Farmers Market Females

On a bike ride today, my daughters and I stopped by the Stowe Farmers Market, where I was known for years as the Root Beer Float Woman. I also peddled one heck of a lot of maple syrup there. I vended there for 14 years, beginning when I was pregnant for the first time and ending when that daughter was 13. That girl pretty much grew up summers in the market, and I spent awful lot of Sundays serving up homemade ice cream with a baby either on my back or nearby, underfoot.

Today, we were merely visitors, buying sausage and cookies. I stopped to talk with a woman whose own children are long past the toddler years. I knew she and her husband had bought a farm, worked themselves as hard as humanly possible, and ended up downsizing, downsizing, downsizing, overburdened by debt, and eventually selling the greater chunk of the farm. I remembered the day they signed on that farm. I served on the board then, and we drank champagne in celebration.

Lying on the grass, later today, with my teenage daughter, staring up at Stowe’s pristine church steeple, I told my daughter that story – and more, many more. As I did, I realized just how hard so many of these farm women I knew worked. Over and over, I came up with names of women who were savvy and creative, and believed in the saving virtue of hard work with their hands.

Like everyone, all of these women have met hard times, but I would consider none of these females failures, each meeting her fate with some kind of rugged grace. It’s been a handful of years since I sold a drop of sweet stuff – maple or ice cream – at the farmers market, yet it’s also a place I still think of as home.

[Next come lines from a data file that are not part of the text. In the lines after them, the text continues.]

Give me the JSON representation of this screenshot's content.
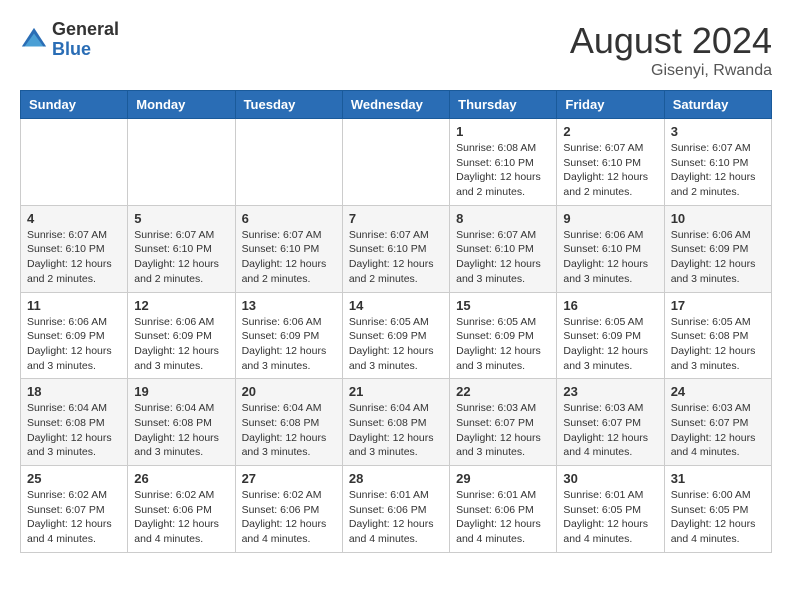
{
  "logo": {
    "general": "General",
    "blue": "Blue"
  },
  "title": "August 2024",
  "location": "Gisenyi, Rwanda",
  "days_of_week": [
    "Sunday",
    "Monday",
    "Tuesday",
    "Wednesday",
    "Thursday",
    "Friday",
    "Saturday"
  ],
  "weeks": [
    [
      {
        "day": "",
        "info": ""
      },
      {
        "day": "",
        "info": ""
      },
      {
        "day": "",
        "info": ""
      },
      {
        "day": "",
        "info": ""
      },
      {
        "day": "1",
        "info": "Sunrise: 6:08 AM\nSunset: 6:10 PM\nDaylight: 12 hours and 2 minutes."
      },
      {
        "day": "2",
        "info": "Sunrise: 6:07 AM\nSunset: 6:10 PM\nDaylight: 12 hours and 2 minutes."
      },
      {
        "day": "3",
        "info": "Sunrise: 6:07 AM\nSunset: 6:10 PM\nDaylight: 12 hours and 2 minutes."
      }
    ],
    [
      {
        "day": "4",
        "info": "Sunrise: 6:07 AM\nSunset: 6:10 PM\nDaylight: 12 hours and 2 minutes."
      },
      {
        "day": "5",
        "info": "Sunrise: 6:07 AM\nSunset: 6:10 PM\nDaylight: 12 hours and 2 minutes."
      },
      {
        "day": "6",
        "info": "Sunrise: 6:07 AM\nSunset: 6:10 PM\nDaylight: 12 hours and 2 minutes."
      },
      {
        "day": "7",
        "info": "Sunrise: 6:07 AM\nSunset: 6:10 PM\nDaylight: 12 hours and 2 minutes."
      },
      {
        "day": "8",
        "info": "Sunrise: 6:07 AM\nSunset: 6:10 PM\nDaylight: 12 hours and 3 minutes."
      },
      {
        "day": "9",
        "info": "Sunrise: 6:06 AM\nSunset: 6:10 PM\nDaylight: 12 hours and 3 minutes."
      },
      {
        "day": "10",
        "info": "Sunrise: 6:06 AM\nSunset: 6:09 PM\nDaylight: 12 hours and 3 minutes."
      }
    ],
    [
      {
        "day": "11",
        "info": "Sunrise: 6:06 AM\nSunset: 6:09 PM\nDaylight: 12 hours and 3 minutes."
      },
      {
        "day": "12",
        "info": "Sunrise: 6:06 AM\nSunset: 6:09 PM\nDaylight: 12 hours and 3 minutes."
      },
      {
        "day": "13",
        "info": "Sunrise: 6:06 AM\nSunset: 6:09 PM\nDaylight: 12 hours and 3 minutes."
      },
      {
        "day": "14",
        "info": "Sunrise: 6:05 AM\nSunset: 6:09 PM\nDaylight: 12 hours and 3 minutes."
      },
      {
        "day": "15",
        "info": "Sunrise: 6:05 AM\nSunset: 6:09 PM\nDaylight: 12 hours and 3 minutes."
      },
      {
        "day": "16",
        "info": "Sunrise: 6:05 AM\nSunset: 6:09 PM\nDaylight: 12 hours and 3 minutes."
      },
      {
        "day": "17",
        "info": "Sunrise: 6:05 AM\nSunset: 6:08 PM\nDaylight: 12 hours and 3 minutes."
      }
    ],
    [
      {
        "day": "18",
        "info": "Sunrise: 6:04 AM\nSunset: 6:08 PM\nDaylight: 12 hours and 3 minutes."
      },
      {
        "day": "19",
        "info": "Sunrise: 6:04 AM\nSunset: 6:08 PM\nDaylight: 12 hours and 3 minutes."
      },
      {
        "day": "20",
        "info": "Sunrise: 6:04 AM\nSunset: 6:08 PM\nDaylight: 12 hours and 3 minutes."
      },
      {
        "day": "21",
        "info": "Sunrise: 6:04 AM\nSunset: 6:08 PM\nDaylight: 12 hours and 3 minutes."
      },
      {
        "day": "22",
        "info": "Sunrise: 6:03 AM\nSunset: 6:07 PM\nDaylight: 12 hours and 3 minutes."
      },
      {
        "day": "23",
        "info": "Sunrise: 6:03 AM\nSunset: 6:07 PM\nDaylight: 12 hours and 4 minutes."
      },
      {
        "day": "24",
        "info": "Sunrise: 6:03 AM\nSunset: 6:07 PM\nDaylight: 12 hours and 4 minutes."
      }
    ],
    [
      {
        "day": "25",
        "info": "Sunrise: 6:02 AM\nSunset: 6:07 PM\nDaylight: 12 hours and 4 minutes."
      },
      {
        "day": "26",
        "info": "Sunrise: 6:02 AM\nSunset: 6:06 PM\nDaylight: 12 hours and 4 minutes."
      },
      {
        "day": "27",
        "info": "Sunrise: 6:02 AM\nSunset: 6:06 PM\nDaylight: 12 hours and 4 minutes."
      },
      {
        "day": "28",
        "info": "Sunrise: 6:01 AM\nSunset: 6:06 PM\nDaylight: 12 hours and 4 minutes."
      },
      {
        "day": "29",
        "info": "Sunrise: 6:01 AM\nSunset: 6:06 PM\nDaylight: 12 hours and 4 minutes."
      },
      {
        "day": "30",
        "info": "Sunrise: 6:01 AM\nSunset: 6:05 PM\nDaylight: 12 hours and 4 minutes."
      },
      {
        "day": "31",
        "info": "Sunrise: 6:00 AM\nSunset: 6:05 PM\nDaylight: 12 hours and 4 minutes."
      }
    ]
  ]
}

Only 8 percent of the country’s farms produce 72 percent of the national harvest. This is where the subsidies go. Agribusiness is concentrating so quickly that in the near future our global retail food system may be controlled by five or six firms  – in America perhaps it will be WalMart…. So why fight it? Why not? And that’s what the farm women of Vermont and America are involved in….  In the face of agribusiness intent on controlling the global food supply, you could call these women working activists.

– Peter Miller, Vermont Farm Women, 2002


Stowe, Vermont


About Brett Ann Stanciu

A writer and sugarmaker, Brett Ann lives with her two daughters in stony soil Vermont. Her novel HIDDEN VIEW was published by Green Writers Press in the fall of 2015. Let my writing speak for itself.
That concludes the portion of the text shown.